Brown water, black water state AGs blend their 'expertise'

The Attorney General of West Virginia, where coal companies have been known to pollute the drinking water, has linked up with our own Brad Schimel, the corporately-obeisant Attorney General of Wisconsin, where contaminating, industrial-scale animal feeding operations have been turning the drinking water brown.
Kewaunee County, WI feedlot runoff
A marriage made in heaven?

Here's the goal of the partnership, reports the Capital Times, and let me be the first to say, "I won't drink to that."

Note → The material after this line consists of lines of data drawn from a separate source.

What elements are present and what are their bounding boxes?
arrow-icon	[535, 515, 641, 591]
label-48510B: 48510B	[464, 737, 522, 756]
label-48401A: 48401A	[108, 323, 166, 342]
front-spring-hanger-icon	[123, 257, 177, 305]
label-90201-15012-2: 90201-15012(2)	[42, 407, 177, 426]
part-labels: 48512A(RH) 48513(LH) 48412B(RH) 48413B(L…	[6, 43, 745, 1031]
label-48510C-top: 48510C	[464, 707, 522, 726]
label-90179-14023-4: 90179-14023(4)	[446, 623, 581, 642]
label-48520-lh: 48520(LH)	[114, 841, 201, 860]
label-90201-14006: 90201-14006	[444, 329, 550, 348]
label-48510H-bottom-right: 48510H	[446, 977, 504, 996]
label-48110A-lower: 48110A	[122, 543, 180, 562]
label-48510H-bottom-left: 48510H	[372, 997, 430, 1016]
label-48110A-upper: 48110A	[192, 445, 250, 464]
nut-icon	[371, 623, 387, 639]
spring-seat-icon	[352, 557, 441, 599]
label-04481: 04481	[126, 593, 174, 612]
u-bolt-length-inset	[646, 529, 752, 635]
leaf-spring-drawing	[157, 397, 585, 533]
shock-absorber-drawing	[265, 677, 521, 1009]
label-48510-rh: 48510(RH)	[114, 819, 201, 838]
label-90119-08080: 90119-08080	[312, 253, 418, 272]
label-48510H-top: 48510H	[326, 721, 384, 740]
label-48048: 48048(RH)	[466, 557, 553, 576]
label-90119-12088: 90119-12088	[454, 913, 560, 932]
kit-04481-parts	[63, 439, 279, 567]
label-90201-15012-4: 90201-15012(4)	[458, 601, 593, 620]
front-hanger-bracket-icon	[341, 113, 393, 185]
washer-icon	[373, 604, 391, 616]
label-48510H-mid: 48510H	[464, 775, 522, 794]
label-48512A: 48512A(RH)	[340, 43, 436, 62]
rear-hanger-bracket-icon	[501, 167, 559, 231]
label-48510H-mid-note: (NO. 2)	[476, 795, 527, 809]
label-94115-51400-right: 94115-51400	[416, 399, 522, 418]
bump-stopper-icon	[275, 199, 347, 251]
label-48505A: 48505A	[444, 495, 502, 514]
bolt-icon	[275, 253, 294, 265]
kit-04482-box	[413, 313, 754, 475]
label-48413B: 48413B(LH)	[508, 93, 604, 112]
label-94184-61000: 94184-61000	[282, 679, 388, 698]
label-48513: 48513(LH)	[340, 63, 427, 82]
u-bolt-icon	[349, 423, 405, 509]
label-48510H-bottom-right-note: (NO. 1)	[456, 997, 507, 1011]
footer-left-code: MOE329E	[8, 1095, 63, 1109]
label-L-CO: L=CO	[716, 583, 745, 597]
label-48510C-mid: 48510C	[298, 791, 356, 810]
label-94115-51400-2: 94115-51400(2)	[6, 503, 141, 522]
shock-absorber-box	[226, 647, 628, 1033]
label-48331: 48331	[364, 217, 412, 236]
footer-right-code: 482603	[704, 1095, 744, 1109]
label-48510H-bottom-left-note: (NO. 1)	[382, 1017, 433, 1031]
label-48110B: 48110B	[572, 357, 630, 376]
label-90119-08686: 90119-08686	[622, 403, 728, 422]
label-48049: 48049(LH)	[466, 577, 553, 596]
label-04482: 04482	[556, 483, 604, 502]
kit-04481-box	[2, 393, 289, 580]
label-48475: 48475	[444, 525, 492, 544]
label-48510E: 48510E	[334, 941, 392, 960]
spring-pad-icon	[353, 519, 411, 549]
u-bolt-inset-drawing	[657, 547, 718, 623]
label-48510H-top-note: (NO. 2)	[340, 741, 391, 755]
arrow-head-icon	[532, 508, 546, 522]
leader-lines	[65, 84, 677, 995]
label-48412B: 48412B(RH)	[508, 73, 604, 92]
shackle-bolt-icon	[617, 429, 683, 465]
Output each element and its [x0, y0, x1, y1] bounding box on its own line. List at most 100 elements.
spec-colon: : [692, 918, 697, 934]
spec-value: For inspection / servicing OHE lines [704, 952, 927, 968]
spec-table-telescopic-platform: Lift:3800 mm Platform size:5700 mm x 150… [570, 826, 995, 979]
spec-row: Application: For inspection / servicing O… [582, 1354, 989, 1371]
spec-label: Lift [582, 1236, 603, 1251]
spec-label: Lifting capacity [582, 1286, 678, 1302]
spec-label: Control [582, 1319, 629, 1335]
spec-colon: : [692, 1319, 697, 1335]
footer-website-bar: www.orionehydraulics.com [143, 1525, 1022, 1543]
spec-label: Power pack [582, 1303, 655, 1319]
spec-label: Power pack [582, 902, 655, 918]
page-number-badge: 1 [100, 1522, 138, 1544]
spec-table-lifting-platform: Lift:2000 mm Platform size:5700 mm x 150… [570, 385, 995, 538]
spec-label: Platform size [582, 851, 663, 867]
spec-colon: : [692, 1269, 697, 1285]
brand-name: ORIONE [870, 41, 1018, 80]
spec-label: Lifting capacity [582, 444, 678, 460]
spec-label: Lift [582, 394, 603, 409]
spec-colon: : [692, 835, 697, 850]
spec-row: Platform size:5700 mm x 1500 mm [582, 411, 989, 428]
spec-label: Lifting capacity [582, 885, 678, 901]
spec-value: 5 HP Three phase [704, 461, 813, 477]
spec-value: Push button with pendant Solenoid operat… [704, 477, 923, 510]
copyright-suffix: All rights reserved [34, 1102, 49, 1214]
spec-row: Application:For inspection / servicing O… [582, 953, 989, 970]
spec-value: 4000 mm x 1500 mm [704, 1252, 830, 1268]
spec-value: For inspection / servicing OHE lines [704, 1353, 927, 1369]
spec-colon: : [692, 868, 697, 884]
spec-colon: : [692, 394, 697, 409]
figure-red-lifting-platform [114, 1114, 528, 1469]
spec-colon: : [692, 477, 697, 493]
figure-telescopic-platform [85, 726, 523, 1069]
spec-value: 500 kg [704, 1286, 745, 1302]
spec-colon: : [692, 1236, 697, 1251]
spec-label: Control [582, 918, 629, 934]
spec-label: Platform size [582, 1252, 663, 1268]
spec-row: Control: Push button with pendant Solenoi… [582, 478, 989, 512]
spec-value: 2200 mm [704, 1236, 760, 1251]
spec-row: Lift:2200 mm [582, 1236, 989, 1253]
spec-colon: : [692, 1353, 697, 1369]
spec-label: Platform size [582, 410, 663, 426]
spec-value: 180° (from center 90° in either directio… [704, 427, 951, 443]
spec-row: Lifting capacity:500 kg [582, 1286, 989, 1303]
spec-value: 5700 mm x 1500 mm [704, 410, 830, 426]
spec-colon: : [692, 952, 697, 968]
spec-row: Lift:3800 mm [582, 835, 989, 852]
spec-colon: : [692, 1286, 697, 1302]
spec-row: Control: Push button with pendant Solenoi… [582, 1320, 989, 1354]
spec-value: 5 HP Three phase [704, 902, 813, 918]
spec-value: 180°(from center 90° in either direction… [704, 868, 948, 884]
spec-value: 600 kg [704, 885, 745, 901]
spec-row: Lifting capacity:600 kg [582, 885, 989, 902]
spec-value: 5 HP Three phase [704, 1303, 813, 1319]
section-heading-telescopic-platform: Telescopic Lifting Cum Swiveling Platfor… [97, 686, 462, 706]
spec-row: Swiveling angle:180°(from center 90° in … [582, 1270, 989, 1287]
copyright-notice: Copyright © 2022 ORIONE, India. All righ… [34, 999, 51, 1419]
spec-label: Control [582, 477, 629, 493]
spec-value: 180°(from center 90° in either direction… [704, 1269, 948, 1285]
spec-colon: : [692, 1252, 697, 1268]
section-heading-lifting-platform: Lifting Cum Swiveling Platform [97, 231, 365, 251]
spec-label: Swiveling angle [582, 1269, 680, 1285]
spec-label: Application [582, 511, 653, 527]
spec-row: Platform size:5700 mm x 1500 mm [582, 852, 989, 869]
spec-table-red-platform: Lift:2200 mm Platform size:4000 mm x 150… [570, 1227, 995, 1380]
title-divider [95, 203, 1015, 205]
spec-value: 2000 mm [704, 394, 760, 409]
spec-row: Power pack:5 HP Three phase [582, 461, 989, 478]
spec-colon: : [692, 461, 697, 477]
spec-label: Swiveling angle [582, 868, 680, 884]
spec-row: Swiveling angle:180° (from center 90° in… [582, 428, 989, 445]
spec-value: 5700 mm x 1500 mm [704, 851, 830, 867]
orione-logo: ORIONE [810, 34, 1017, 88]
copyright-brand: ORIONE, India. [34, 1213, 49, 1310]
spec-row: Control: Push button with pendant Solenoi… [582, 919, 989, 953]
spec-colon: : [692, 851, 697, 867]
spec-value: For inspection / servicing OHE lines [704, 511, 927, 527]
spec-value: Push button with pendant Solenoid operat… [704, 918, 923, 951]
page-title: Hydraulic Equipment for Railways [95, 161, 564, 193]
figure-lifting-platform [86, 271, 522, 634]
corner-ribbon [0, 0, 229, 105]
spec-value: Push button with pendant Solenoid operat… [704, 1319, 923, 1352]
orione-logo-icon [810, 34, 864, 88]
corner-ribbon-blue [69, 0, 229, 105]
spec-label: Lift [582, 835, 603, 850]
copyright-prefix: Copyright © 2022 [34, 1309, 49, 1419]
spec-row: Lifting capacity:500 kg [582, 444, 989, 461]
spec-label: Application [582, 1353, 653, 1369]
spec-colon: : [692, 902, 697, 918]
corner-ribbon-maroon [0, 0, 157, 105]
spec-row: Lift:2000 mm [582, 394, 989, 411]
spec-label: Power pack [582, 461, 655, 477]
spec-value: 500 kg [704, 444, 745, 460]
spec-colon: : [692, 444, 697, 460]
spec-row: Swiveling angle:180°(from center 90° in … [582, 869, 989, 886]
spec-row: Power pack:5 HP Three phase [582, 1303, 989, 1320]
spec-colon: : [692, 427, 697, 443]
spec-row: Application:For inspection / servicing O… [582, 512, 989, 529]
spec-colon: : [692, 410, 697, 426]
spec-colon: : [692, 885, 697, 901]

Wisconsin Attorney General Brad Schimel is partnering with West Virginia Attorney General Patrick Morrissey in an effort to push back against federal environmental regulations they say infringe on states' authority.
Schimel and Morrissey led a group of 20 states that sent a letter this week to U.S. Environmental Protection Agency administrator Scott Pruitt seeking changes and clarifications to the EPA's "waters of the U.S." rule, implemented under then-President Barack Obama's administration and currently under review...
 One bit of information about where Schimel's heart lies:
Attorney General Brad Schimel is trying to send a closely watched case involving the expansion of a large dairy farm to appeals judges in conservative Waukesha County — and keep the case away from judges in liberal Dane County.
More, here:
WI ignores lessons of self-inflicted MI water crises.
...file under 'with governing comes responsibility.'
5 Michigan Officials Charged With Involuntary Manslaughter in Connection With Flint Water Crisis
I'm not saying there is perfect equivalency between what happened in Flint and what is going in Wisconsin's Kewaunee County, for example, where the state has not moved aggressively against known, long-standing drinking water contamination - - 
Complete DNR fail: Massive fecal pollution in Kewaunee County wells
 - - and where lax pollution inspections and enforcement has been organized against by citizens and advocates, and documented:
State audit finds DNR ignoring own rules on water pollution

- - but the Michigan tragedy with multiple victims which will linger for years is certainly a lesson in personal responsibility, smart policy-making - - unlike Wisconsin's laws blatantly-tilted towards factory farming - - and the consequences, logical or unintended, of public policy failure.
And quietly shipping Kewaunee residents bottled water as the 2018 election looms, and after years of inaction while government kept expanding the big feedlot operations while reducing inspections and pollution enforcement, speaks volumes.